Coming back from India was as hard as I expected. I didn’t want to leave. I felt as though my experience in India was incomplete. It didn’t help that I knew I was coming home to tough emotional hurdles but what I didn’t realise was that India had crept into my heart and planted roots there. I don’t know what it is about the place that entangles you so, but India was like a self-destructive friend I couldn’t shake, nor did I want to.
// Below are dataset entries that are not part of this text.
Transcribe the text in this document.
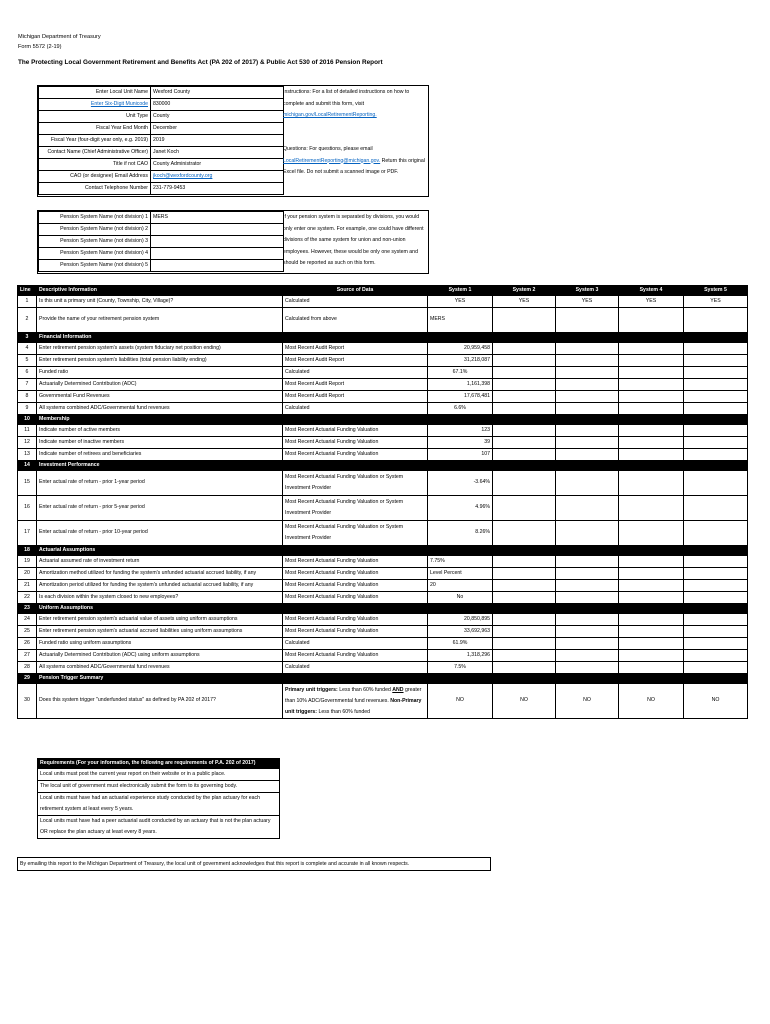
Michigan Department of Treasury
Form 5572 (2-19)
The Protecting Local Government Retirement and Benefits Act (PA 202 of 2017) & Public Act 530 of 2016 Pension Report
Enter Local Unit Name	Wexford County
Enter Six-Digit Municode	830000
Unit Type	County
Fiscal Year End Month	December
Fiscal Year (four-digit year only, e.g. 2019)	2019
Contact Name (Chief Administrative Officer)	Janet Koch
Title if not CAO	County Administrator
CAO (or designee) Email Address	jkoch@wexfordcounty.org
Contact Telephone Number	231-779-9453
Instructions: For a list of detailed instructions on how to complete and submit this form, visit michigan.gov/LocalRetirementReporting.
Questions: For questions, please email LocalRetirementReporting@michigan.gov. Return this original Excel file. Do not submit a scanned image or PDF.
Pension System Name (not division) 1	MERS
Pension System Name (not division) 2	
Pension System Name (not division) 3	
Pension System Name (not division) 4	
Pension System Name (not division) 5	
If your pension system is separated by divisions, you would only enter one system. For example, one could have different divisions of the same system for union and non-union employees. However, these would be only one system and should be reported as such on this form.
Line	Descriptive Information	Source of Data	System 1	System 2	System 3	System 4	System 5
1	Is this unit a primary unit (County, Township, City, Village)?	Calculated	YES	YES	YES	YES	YES
2	Provide the name of your retirement pension system	Calculated from above	MERS				
3	Financial Information						
4	Enter retirement pension system's assets (system fiduciary net position ending)	Most Recent Audit Report	20,959,458				
5	Enter retirement pension system's liabilities (total pension liability ending)	Most Recent Audit Report	31,218,087				
6	Funded ratio	Calculated	67.1%				
7	Actuarially Determined Contribution (ADC)	Most Recent Audit Report	1,161,398				
8	Governmental Fund Revenues	Most Recent Audit Report	17,678,481				
9	All systems combined ADC/Governmental fund revenues	Calculated	6.6%				
10	Membership						
11	Indicate number of active members	Most Recent Actuarial Funding Valuation	123				
12	Indicate number of inactive members	Most Recent Actuarial Funding Valuation	39				
13	Indicate number of retirees and beneficiaries	Most Recent Actuarial Funding Valuation	107				
14	Investment Performance						
15	Enter actual rate of return - prior 1-year period	Most Recent Actuarial Funding Valuation or System Investment Provider	-3.64%				
16	Enter actual rate of return - prior 5-year period	Most Recent Actuarial Funding Valuation or System Investment Provider	4.96%				
17	Enter actual rate of return - prior 10-year period	Most Recent Actuarial Funding Valuation or System Investment Provider	8.26%				
18	Actuarial Assumptions						
19	Actuarial assumed rate of investment return	Most Recent Actuarial Funding Valuation	7.75%				
20	Amortization method utilized for funding the system's unfunded actuarial accrued liability, if any	Most Recent Actuarial Funding Valuation	Level Percent				
21	Amortization period utilized for funding the system's unfunded actuarial accrued liability, if any	Most Recent Actuarial Funding Valuation	20				
22	Is each division within the system closed to new employees?	Most Recent Actuarial Funding Valuation	No				
23	Uniform Assumptions						
24	Enter retirement pension system's actuarial value of assets using uniform assumptions	Most Recent Actuarial Funding Valuation	20,850,895				
25	Enter retirement pension system's actuarial accrued liabilities using uniform assumptions	Most Recent Actuarial Funding Valuation	33,692,963				
26	Funded ratio using uniform assumptions	Calculated	61.9%				
27	Actuarially Determined Contribution (ADC) using uniform assumptions	Most Recent Actuarial Funding Valuation	1,318,296				
28	All systems combined ADC/Governmental fund revenues	Calculated	7.5%				
29	Pension Trigger Summary						
30	Does this system trigger "underfunded status" as defined by PA 202 of 2017?	Primary unit triggers: Less than 60% funded AND greater than 10% ADC/Governmental fund revenues. Non-Primary unit triggers: Less than 60% funded	NO	NO	NO	NO	NO
Requirements (For your information, the following are requirements of P.A. 202 of 2017)
Local units must post the current year report on their website or in a public place.
The local unit of government must electronically submit the form to its governing body.
Local units must have had an actuarial experience study conducted by the plan actuary for each retirement system at least every 5 years.
Local units must have had a peer actuarial audit conducted by an actuary that is not the plan actuary OR replace the plan actuary at least every 8 years.
By emailing this report to the Michigan Department of Treasury, the local unit of government acknowledges that this report is complete and accurate in all known respects.
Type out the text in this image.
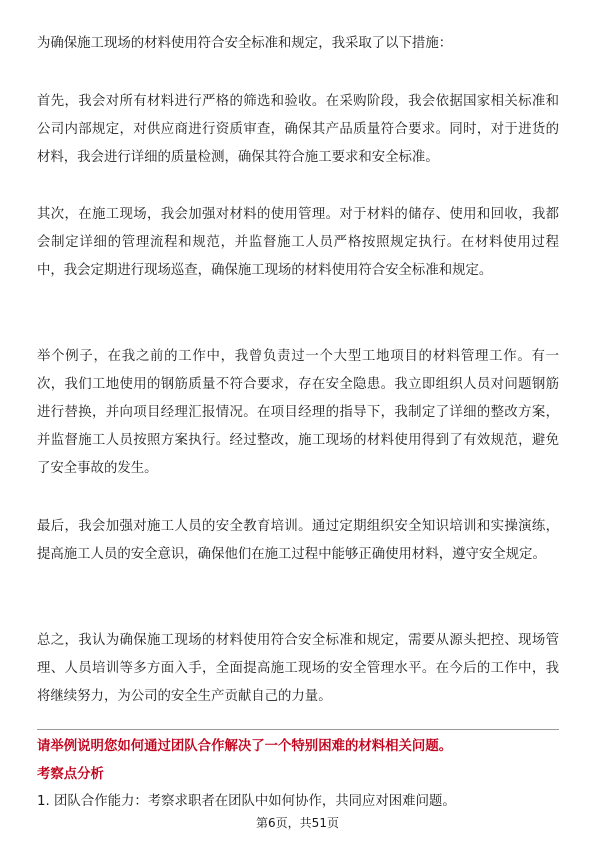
为确保施工现场的材料使用符合安全标准和规定，我采取了以下措施：

首先，我会对所有材料进行严格的筛选和验收。在采购阶段，我会依据国家相关标准和公司内部规定，对供应商进行资质审查，确保其产品质量符合要求。同时，对于进货的材料，我会进行详细的质量检测，确保其符合施工要求和安全标准。

其次，在施工现场，我会加强对材料的使用管理。对于材料的储存、使用和回收，我都会制定详细的管理流程和规范，并监督施工人员严格按照规定执行。在材料使用过程中，我会定期进行现场巡查，确保施工现场的材料使用符合安全标准和规定。

举个例子，在我之前的工作中，我曾负责过一个大型工地项目的材料管理工作。有一次，我们工地使用的钢筋质量不符合要求，存在安全隐患。我立即组织人员对问题钢筋进行替换，并向项目经理汇报情况。在项目经理的指导下，我制定了详细的整改方案，并监督施工人员按照方案执行。经过整改，施工现场的材料使用得到了有效规范，避免了安全事故的发生。

最后，我会加强对施工人员的安全教育培训。通过定期组织安全知识培训和实操演练，提高施工人员的安全意识，确保他们在施工过程中能够正确使用材料，遵守安全规定。

总之，我认为确保施工现场的材料使用符合安全标准和规定，需要从源头把控、现场管理、人员培训等多方面入手，全面提高施工现场的安全管理水平。在今后的工作中，我将继续努力，为公司的安全生产贡献自己的力量。

请举例说明您如何通过团队合作解决了一个特别困难的材料相关问题。

考察点分析

1. 团队合作能力：考察求职者在团队中如何协作，共同应对困难问题。

第6页，共51页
Cute AND corrupt, an awesome combo |
Welcoming a stranger |
My initial reaction to India was one of horrific wonder. Such a beautiful place populated with the most beautiful people! And then such terrible pollution, poverty and corruption. The feeling when I left it was of awe. I had so many questions when I landed in India, many of which I still don’t have answers for. How does it even work? All those people, so little space, dwindling resources, drought, famine, terrorism, chaos. How do the people of India welcome people with open arms into their homes and communities? How do the majority of Indians live off of so little and consider themselves wealthy? How does the system of India work so seamlessly, as if there is an undercurrent of energy keeping the scales balanced?
I realise that I will have to return to India one day to find these answers. My first time in India was more about surviving than absorbing if I am being completely honest with myself. A palmist told me I would return in 2013, and that sounds about right to me. I’ve got a year+ to prepare. I think I’ll take up kick-boxing and a procure a year’s supply of hand sanitizer.